The restrictions on alterations are too tough

If you are taking premises in a building which contains a variety of businesses and tenants, the landlords will normally retain and repair the structure and exterior of the building. Individual tenants will own the interior of their particular premises – probably the plaster on the walls, the floorboards, and the ceiling surface as far as the joists or concrete above.

You may want to carry out some alterations to your premises. Before doing so, you will need to refer to the clauses in your lease which contain your – the tenants’ – covenants relating to alterations.

Depending on how these provisions have been negotiated at the start of the lease, the restrictions may range from liberal to tough.

Even with the most liberal restrictions, one thing is for certain. You can’t carry out any alterations which might be structural or external because those parts belong to the landlord, not to you. Your lease is only over the interior of your premises. So, if you need to carry out structural or external alterations, that will have to be a matter of special negotiation at the time with the landlords.

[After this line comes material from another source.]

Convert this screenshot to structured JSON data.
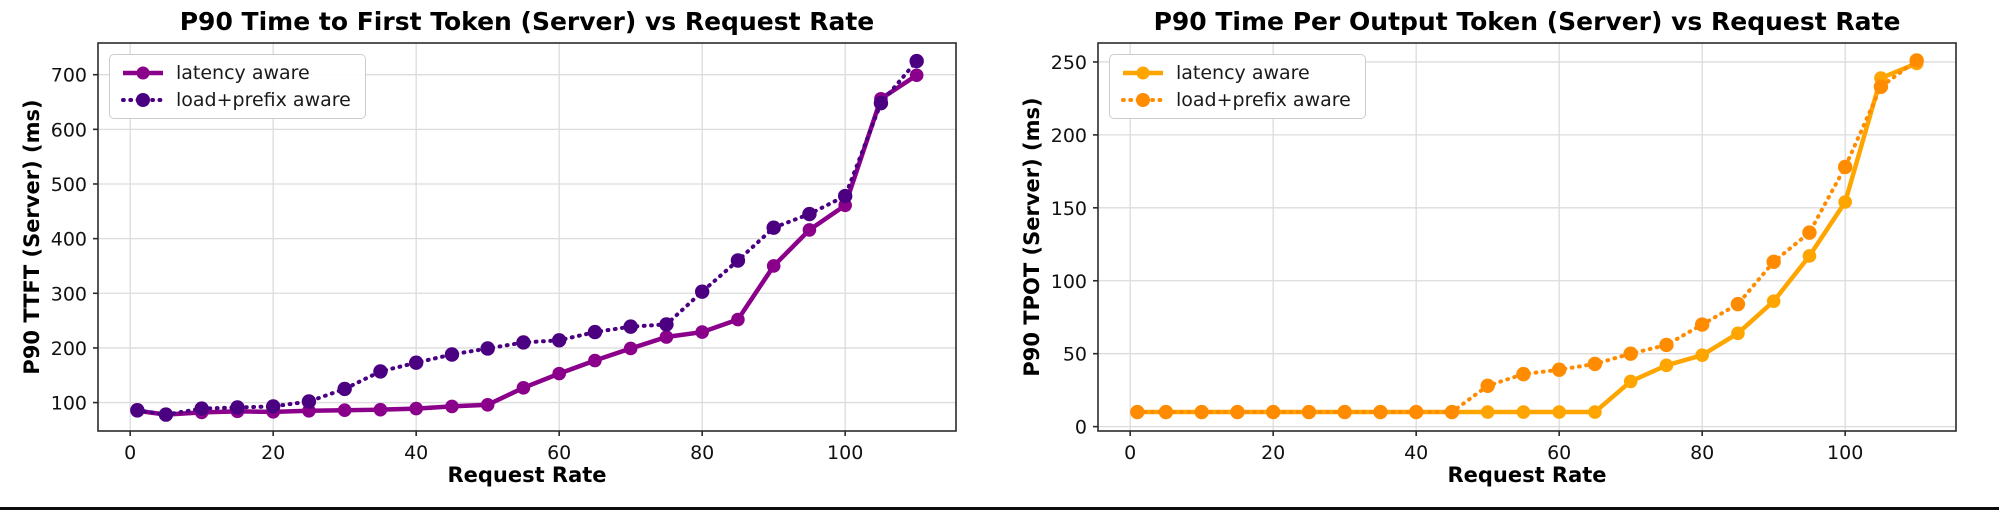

Returning to the most liberal type of alterations restrictions, they may say that you can carry out some alterations without needing any consent from the landlords at all. The lease may say that you can put in internal non-structural partitions without consent. The only condition might be that you must comply with all legal and regulatory approvals, such as building regulations and CDM regulations.

Tough requirements would say that you can’t carry out any alterations unless you first get the landlord’s written consent. This is stricter than you might think, because this doesn’t just apply to what you might traditionally think of as building works, but also the ripping out or changing of cupboards would be caught, because they are “landlord’s fixtures”.

Nevertheless, you may think, this isn’t too bad, because you just ask the landlord for consent and, being a reasonable chap, he will give it. But landlords don’t necessarily have to be reasonable in this situation. Landlords can change. The prince of darkness may be looking to increase his property portfolio.

However, you do have some protection from the law. The Landlord and Tenant Act 1927 says that if the lease has conditions requiring the landlord’s consent for alterations, then it’s implied by law that the landlord is not entitled to withhold that consent unreasonably – in respect of alterations which are improvements. So, what are improvements? Fortunately for you, this is judged from the tenant’s point of view, not the landlords’. If something you want to do will help your business, that’s usually going to be an improvement. (The landlords can still withhold consent if they have reasonable grounds – e.g. your works would damage the building, or affect the operation of the building, or affect it in an adverse way.)

So, you will eventually get a “licence for alterations” for improvements. But you will have to pay for that. That can be quite costly in legal fees.

From your point of view, the best arrangement to negotiate is that when it comes to alterations which do not affect the structure or exterior of the building, you should be entitled to do them without needing special consent, subject only to complying with all legal requirements, as you would naturally expect to do anyway.